In the New England Baptist Hospital, the workers sit at different tables according to their jobs. Lisa said that supervisors often questioned workers who switched tables. The different color uniforms workers wear help the supervisor keep an eye on who's mixing with whom.
A second obstacle is the confusion caused by the competing dual unions. When the Boston Hospital Workers Organizing Committee entered 1199 territory in October 1972, a jurisdictional fight began. The Boston organizers were trying to affiliate workers with the Service Employees International Union (SEIU). Barnes and other 1199 staff members had to explain to the workers the threat SEIU posed to their union's efforts.
Some people consider working with unions a sell-out since it implies an acceptance of the wage system and is incompatible with workers control and reform movements. Lisa disagrees. "To work for revolutionary socialism is to bypass too many steps and to leave people with too many doubts," Lisa said. "A lot of people have ideals but have few ideas of how to get there."
Lisa considers herself a Marxist--"but I'm not quite sure what brand." In addition, she does not consider revolutionary ideals incompatible with the labor movement. "People like George Meany really don't represent most workers or most trade union officials."
UNIONIZING SERVICE employees offers opportunities other unionizing efforts don't.
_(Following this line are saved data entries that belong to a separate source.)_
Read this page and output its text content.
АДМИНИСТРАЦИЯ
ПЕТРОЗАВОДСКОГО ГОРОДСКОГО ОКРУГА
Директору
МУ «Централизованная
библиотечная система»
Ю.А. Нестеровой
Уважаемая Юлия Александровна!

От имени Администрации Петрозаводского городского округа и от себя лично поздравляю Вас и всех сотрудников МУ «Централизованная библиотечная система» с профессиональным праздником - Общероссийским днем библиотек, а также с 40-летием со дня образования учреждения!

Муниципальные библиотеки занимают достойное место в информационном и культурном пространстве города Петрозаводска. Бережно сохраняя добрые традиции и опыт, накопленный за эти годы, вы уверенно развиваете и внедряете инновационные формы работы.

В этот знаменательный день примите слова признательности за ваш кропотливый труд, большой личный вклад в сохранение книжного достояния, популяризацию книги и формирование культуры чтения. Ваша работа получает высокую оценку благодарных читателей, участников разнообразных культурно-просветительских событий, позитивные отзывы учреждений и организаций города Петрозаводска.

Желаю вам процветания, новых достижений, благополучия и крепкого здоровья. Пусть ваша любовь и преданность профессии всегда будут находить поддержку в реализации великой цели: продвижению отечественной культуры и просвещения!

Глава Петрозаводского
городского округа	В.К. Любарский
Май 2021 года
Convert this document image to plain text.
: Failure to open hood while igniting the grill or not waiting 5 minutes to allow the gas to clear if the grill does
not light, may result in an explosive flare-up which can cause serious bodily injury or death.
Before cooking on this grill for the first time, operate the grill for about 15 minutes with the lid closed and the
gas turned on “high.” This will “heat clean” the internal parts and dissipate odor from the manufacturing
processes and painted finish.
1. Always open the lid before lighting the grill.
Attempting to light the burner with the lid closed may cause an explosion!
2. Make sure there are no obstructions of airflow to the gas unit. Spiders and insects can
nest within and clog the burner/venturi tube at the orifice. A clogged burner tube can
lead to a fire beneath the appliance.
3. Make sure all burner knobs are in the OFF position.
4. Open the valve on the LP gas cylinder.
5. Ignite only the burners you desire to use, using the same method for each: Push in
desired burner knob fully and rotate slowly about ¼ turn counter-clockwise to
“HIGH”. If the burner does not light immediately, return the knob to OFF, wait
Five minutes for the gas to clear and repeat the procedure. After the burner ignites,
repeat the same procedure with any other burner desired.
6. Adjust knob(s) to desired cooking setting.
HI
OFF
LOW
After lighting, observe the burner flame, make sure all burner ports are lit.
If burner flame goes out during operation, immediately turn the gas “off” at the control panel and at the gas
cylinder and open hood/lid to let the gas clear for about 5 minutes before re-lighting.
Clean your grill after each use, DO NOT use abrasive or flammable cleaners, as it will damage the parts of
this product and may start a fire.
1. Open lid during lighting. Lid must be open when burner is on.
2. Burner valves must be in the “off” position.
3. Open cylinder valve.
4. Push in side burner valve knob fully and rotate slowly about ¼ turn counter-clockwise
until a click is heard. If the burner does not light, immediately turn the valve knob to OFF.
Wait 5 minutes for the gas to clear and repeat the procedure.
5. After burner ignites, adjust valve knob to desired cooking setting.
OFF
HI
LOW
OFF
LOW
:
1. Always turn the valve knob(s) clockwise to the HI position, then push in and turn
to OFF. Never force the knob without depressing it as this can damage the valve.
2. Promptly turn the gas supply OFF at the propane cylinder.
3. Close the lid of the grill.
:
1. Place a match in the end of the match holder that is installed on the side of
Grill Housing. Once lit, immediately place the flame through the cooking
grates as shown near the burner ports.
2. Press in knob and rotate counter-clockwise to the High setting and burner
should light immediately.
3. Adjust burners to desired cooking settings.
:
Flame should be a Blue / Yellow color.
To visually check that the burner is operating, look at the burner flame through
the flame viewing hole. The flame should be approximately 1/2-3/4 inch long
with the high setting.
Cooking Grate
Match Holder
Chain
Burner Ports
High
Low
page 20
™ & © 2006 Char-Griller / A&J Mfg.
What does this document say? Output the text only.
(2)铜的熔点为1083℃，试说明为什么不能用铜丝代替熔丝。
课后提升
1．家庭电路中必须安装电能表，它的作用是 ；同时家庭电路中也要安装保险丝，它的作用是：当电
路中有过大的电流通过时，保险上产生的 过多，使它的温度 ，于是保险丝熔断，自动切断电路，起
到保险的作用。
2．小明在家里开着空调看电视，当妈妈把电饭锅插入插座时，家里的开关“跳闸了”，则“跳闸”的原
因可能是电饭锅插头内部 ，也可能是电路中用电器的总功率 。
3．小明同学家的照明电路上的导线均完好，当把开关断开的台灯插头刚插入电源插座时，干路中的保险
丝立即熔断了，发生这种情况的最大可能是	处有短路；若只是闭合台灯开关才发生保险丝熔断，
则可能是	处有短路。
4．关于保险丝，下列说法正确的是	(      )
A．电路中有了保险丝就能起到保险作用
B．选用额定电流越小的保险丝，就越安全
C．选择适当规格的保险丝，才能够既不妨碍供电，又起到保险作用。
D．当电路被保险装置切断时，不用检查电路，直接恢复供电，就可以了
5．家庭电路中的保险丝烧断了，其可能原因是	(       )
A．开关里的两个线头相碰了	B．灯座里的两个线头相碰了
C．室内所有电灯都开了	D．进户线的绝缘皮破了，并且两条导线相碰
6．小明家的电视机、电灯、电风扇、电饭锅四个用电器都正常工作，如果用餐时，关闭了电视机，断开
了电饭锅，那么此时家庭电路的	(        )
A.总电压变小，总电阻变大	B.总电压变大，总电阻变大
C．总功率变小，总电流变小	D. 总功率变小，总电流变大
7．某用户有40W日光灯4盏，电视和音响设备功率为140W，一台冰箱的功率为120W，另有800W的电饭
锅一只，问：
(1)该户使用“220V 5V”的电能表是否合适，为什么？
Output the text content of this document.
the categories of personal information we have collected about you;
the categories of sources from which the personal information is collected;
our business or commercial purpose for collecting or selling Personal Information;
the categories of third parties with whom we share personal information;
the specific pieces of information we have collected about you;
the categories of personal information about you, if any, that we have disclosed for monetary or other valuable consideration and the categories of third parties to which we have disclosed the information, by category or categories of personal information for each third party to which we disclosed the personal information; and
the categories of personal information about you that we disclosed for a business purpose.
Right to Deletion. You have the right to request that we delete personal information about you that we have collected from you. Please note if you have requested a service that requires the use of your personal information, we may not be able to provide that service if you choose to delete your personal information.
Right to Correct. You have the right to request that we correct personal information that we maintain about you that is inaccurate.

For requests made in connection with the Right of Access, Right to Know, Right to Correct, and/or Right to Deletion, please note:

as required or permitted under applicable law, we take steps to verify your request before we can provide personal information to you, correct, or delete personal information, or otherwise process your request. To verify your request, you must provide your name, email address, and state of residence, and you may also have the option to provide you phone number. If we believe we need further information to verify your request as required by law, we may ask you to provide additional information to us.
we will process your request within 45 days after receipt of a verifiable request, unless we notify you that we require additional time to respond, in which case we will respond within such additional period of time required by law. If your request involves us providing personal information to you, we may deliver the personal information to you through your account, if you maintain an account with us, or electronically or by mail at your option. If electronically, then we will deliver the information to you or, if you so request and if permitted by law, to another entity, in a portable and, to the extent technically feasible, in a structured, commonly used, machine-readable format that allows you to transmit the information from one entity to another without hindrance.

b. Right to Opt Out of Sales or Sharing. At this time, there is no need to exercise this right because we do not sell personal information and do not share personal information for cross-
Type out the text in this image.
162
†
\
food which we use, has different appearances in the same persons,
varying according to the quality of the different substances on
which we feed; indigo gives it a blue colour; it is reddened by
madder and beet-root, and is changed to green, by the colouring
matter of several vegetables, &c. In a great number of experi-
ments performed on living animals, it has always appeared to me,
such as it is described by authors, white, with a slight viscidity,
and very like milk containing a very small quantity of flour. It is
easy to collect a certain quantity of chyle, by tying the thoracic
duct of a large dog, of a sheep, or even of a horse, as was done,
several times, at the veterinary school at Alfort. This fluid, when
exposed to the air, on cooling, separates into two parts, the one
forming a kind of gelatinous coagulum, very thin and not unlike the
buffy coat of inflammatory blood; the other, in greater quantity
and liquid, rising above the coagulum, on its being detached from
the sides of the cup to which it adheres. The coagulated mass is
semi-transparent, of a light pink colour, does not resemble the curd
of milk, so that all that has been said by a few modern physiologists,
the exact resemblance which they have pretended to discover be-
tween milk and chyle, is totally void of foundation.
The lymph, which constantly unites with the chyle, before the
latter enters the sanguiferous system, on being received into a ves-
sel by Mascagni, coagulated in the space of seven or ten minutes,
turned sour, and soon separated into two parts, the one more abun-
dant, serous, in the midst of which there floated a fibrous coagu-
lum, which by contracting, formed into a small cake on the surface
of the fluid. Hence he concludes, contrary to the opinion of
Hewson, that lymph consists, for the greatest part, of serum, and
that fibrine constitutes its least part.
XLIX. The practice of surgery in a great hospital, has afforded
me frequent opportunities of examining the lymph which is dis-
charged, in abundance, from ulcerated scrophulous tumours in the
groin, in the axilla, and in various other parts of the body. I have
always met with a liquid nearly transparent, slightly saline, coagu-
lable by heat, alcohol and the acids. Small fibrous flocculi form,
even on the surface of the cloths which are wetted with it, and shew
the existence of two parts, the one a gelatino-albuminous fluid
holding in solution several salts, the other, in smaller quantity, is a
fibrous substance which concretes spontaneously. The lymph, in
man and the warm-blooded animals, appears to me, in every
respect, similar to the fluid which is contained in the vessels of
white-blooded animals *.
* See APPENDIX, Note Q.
Lisa attributes this to the close community of interests that the hospital aides share with the patients. This is true especially at Boston City Hospital where most of the workers come from the community, Lisa explained. Because service employees can't increase their productivity and they feel the inflation squeeze the tightest, they are potentially more radical than commodity producers.
Some organizers capitalize on this. Lisa told of her disconcerting involvement with two workers from the Progressive Labor party. The workers interrupted a union meeting and requested that the organizer, Lisa, hand the leadership of the meeting over to the workers. Lisa agreed. Within an hour the workers from PL were spouting party doctrine and had taken complete control of the meeting, which angered many of the other workers.
Lisa is receptive to criticism and has no hard feelings against the PL faction. "The hospital workers are hostile to the PL people--not because they disagree with their goals, but the way they come across turns many workers off," she explained.
The strike at Mass Rehab is still in its crucial stage and Lisa doubts she will return to college in the near future. It is the specifics of organizing that frustrate Lisa and not the choices she has to make about her own future. The more immediate exigencies of external situations seem to grip her and therefore decisions about her education keeps getting postponed.
"After all, social theory is real important, and I firmly believe in mixing theory and practice, but, well, right now it just doesn't seem to fit into my plans. There's always something else I have to do."